There is a lot to unpack here, so let's break it down:

We grab our defined options as from the ApplicationServices scope, these are singleton so this is fine to hold onto. We're not dynamically reloading these settings in this example.
We use the IProxyStateLookup service to get the ClusterState items we need for later reassignment.
We grab both the cookie and parameter values representing out test cases.
We first check if we have a matching query parameter. E.g. https://www.mydomain.com?website_ver=v2. This will allow us to force an override of the specific version if we need to.

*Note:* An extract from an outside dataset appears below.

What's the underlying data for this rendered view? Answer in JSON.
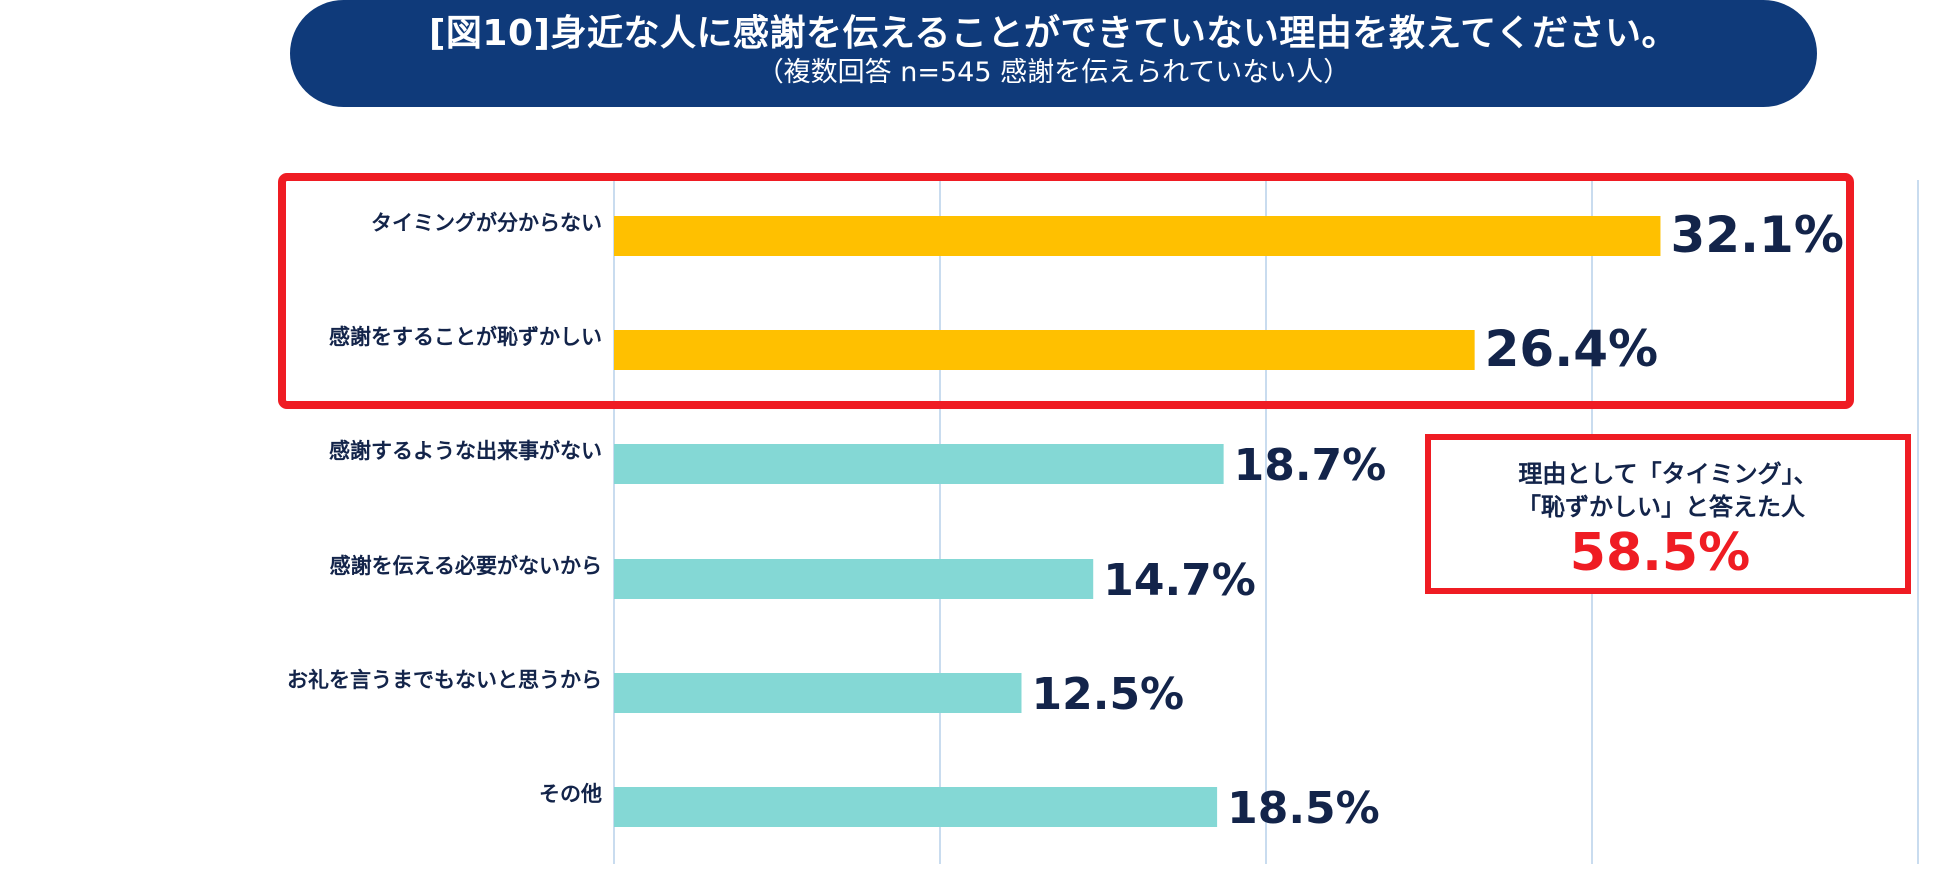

We then check if we have a matching cookie. This ensures repeat visitors (and subsequent requests for other types of resources, e.g. CSS and JS will get the same version)
If applicable, we filter out audiences like paid and social, and also bots like Googlebot, if you want to exclude them from the test.
If we do not have an existing cookie value, or parameter override, we need to split the results. We specifically checkif the weighting is 0%, which will always result in the baseline, or 100% which will always result in the candidate. If the weighting is less than 1.0, we use Random.Shared.NextDouble() to return a random value representing our placement in the test.
We then set a cookie if we need to (we skip this for channels, because if you later allow this and they had the cookie they'd never see the new version). We make sure the cookie is HttpOnly = false We do this because the cookie itself can then be reported through Google Analytics for segmenting and analysis.
Lastly, we use context.ReassignProxyRequest to tell YARP to use which ever cluster we need for testing.

Over the course of time, when you have confidence in your test candidate. You can incrementally increase traffic by adjusting the weighting.